Mr. Johnston arrived at Rideau Hall after a tempestuous period. His predecessor, Michaëlle Jean, had faced a constitutional crisis, when Mr. Harper asked her to prorogue Parliament to avoid a vote of non-confidence. Ms. Jean chose wisely in granting prorogation. But it reminded Canadians that the governor-general’s role, while mostly ceremonial, can become pivotal in times of crisis.

Mr. Johnston came to the job of governor-general superbly qualified: He was first a legal scholar, then dean of law at the University of Western Ontario, then principal of McGill University, and then president of the University of Waterloo.

In his years as GG, he displayed discretion, good humour and sound judgment, qualities that will be required in this new role, at a time of deep public unease over foreign interference in our elections.

The Trudeau government has responded with secrecy and obfuscation to reports in The Globe and Mail and Global News that the Chinese government sought to influence the 2019 and 2021 elections, allegedly to help certain Liberal MPs get elected.

Mr. Trudeau agreed to appoint a special rapporteur only after it became clear that the public demanded a response.

Polls show that most Canadians would like to see a stronger response from the federal government over Chinese election interference. Opposition party leaders are calling for one. Mr. Johnston’s job is to look at all the evidence, including materials before two parliamentary committees, and recommend a course of action.

Mr. Poilievre has, in the past, not hesitated to shoot the messenger when he didn’t like the message. He dismissed the report of Justice Paul Rouleau that concluded the Liberal government was justified in invoking the Emergencies Act to deal with protests and blockades last year.

Mr. Poilievre dismissed that conclusion using an ad hominem argument that Justice Rouleau had ties to the Liberal Party. There is nothing in the report that this writer can discern to suggest Justice Rouleau exhibited any kind of bias or political partisanship.

The Conservative Leader has previously dismissed Mr. Trudeau’s promise to appoint a rapporteur, “which of course will be another establishment Liberal appointed by him who will say everything is fine, let’s just close the book, move on, and let the dictatorship in Beijing once again interfere to help Justin Trudeau get re-elected.”

But it’s a pretty safe bet that Mr.
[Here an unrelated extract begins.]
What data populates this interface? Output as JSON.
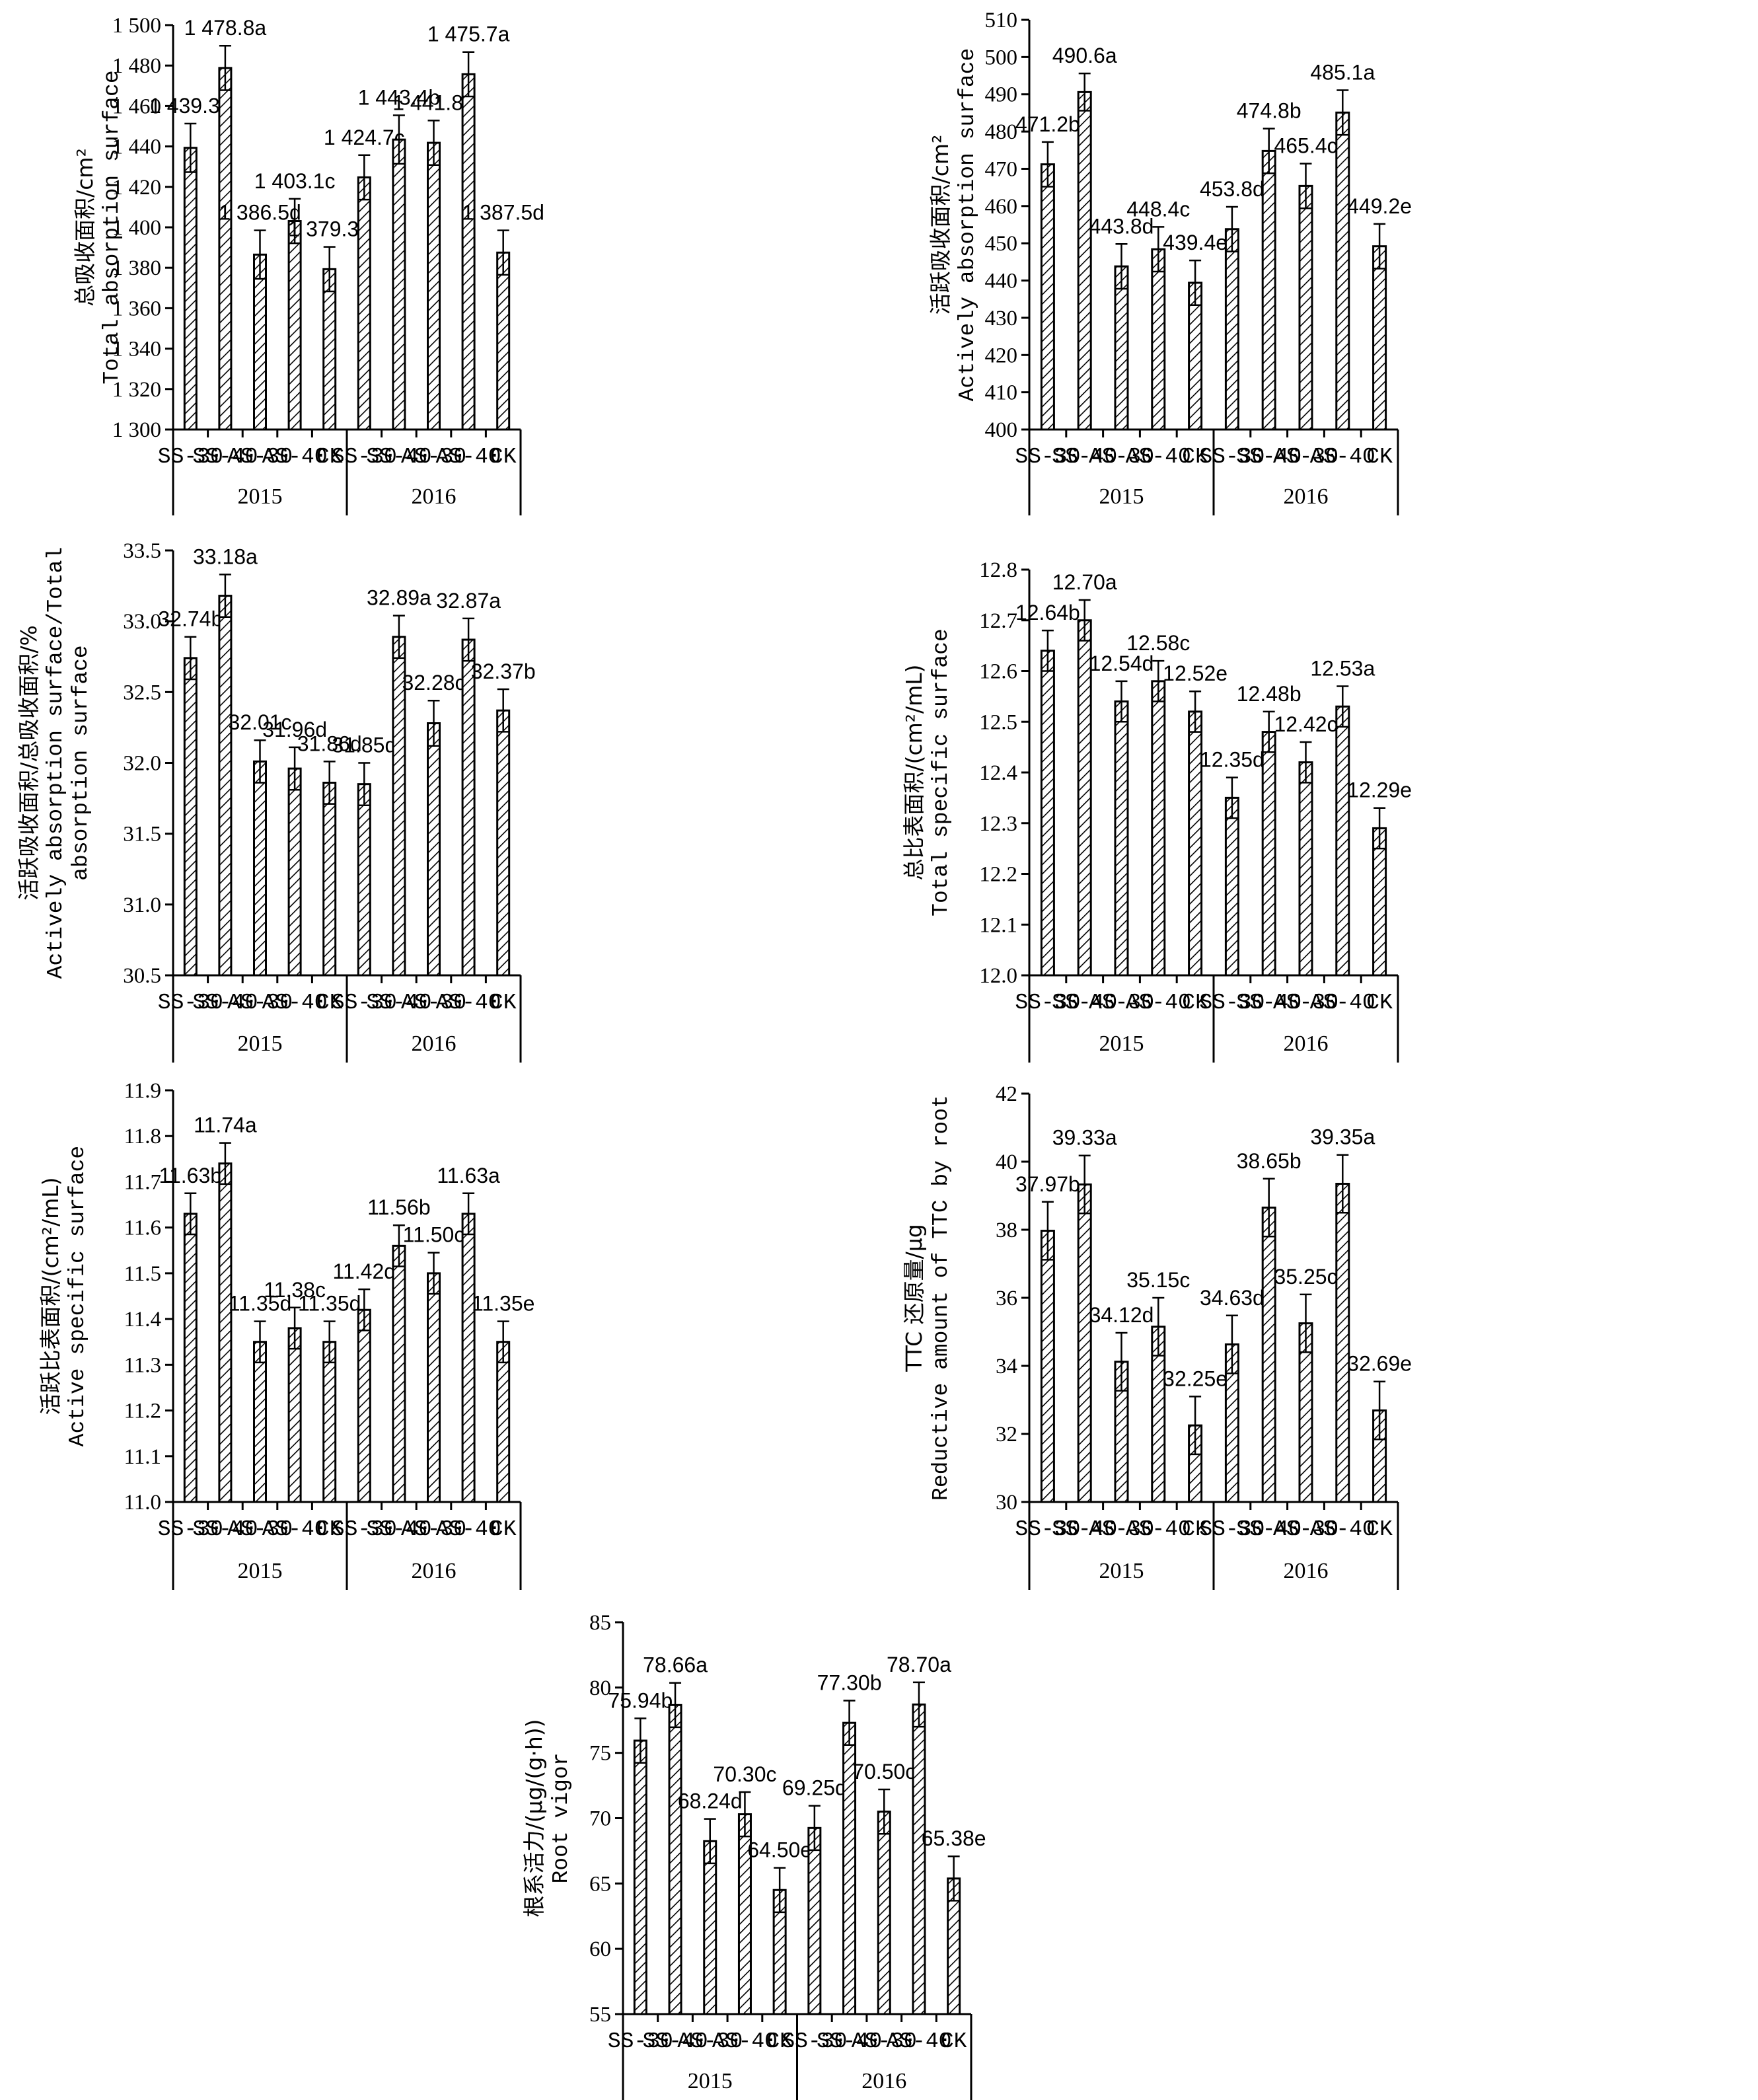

Harper would not have appointed Mr. Johnston if he considered him to be “another establishment Liberal.” And if Mr. Poilievre dismisses Mr. Johnston in those terms this time, he will anger some very senior members of the previous Conservative government.

That may not stop him. As my colleague Andrew Coyne tweeted, Mr. Johnston recommended the terms of reference for the Oliphant inquiry into dealings between the businessman Karlheinz Schreiber and former prime minister Brian Mulroney. Those terms of reference were strongly criticized. And it will not help that Mr. Johnston is a member of the Pierre Elliott Trudeau Foundation.

Poilievre adviser Jenni Byrne tweeted criticism of Mr. Johnston’s performance as head of the electoral debates commission.

But the question is simply this: Should Canadians trust the judgment of the person appointed by the Trudeau government to look into the evidence of Chinese election interference? I cannot think of anyone whose judgment I would trust more.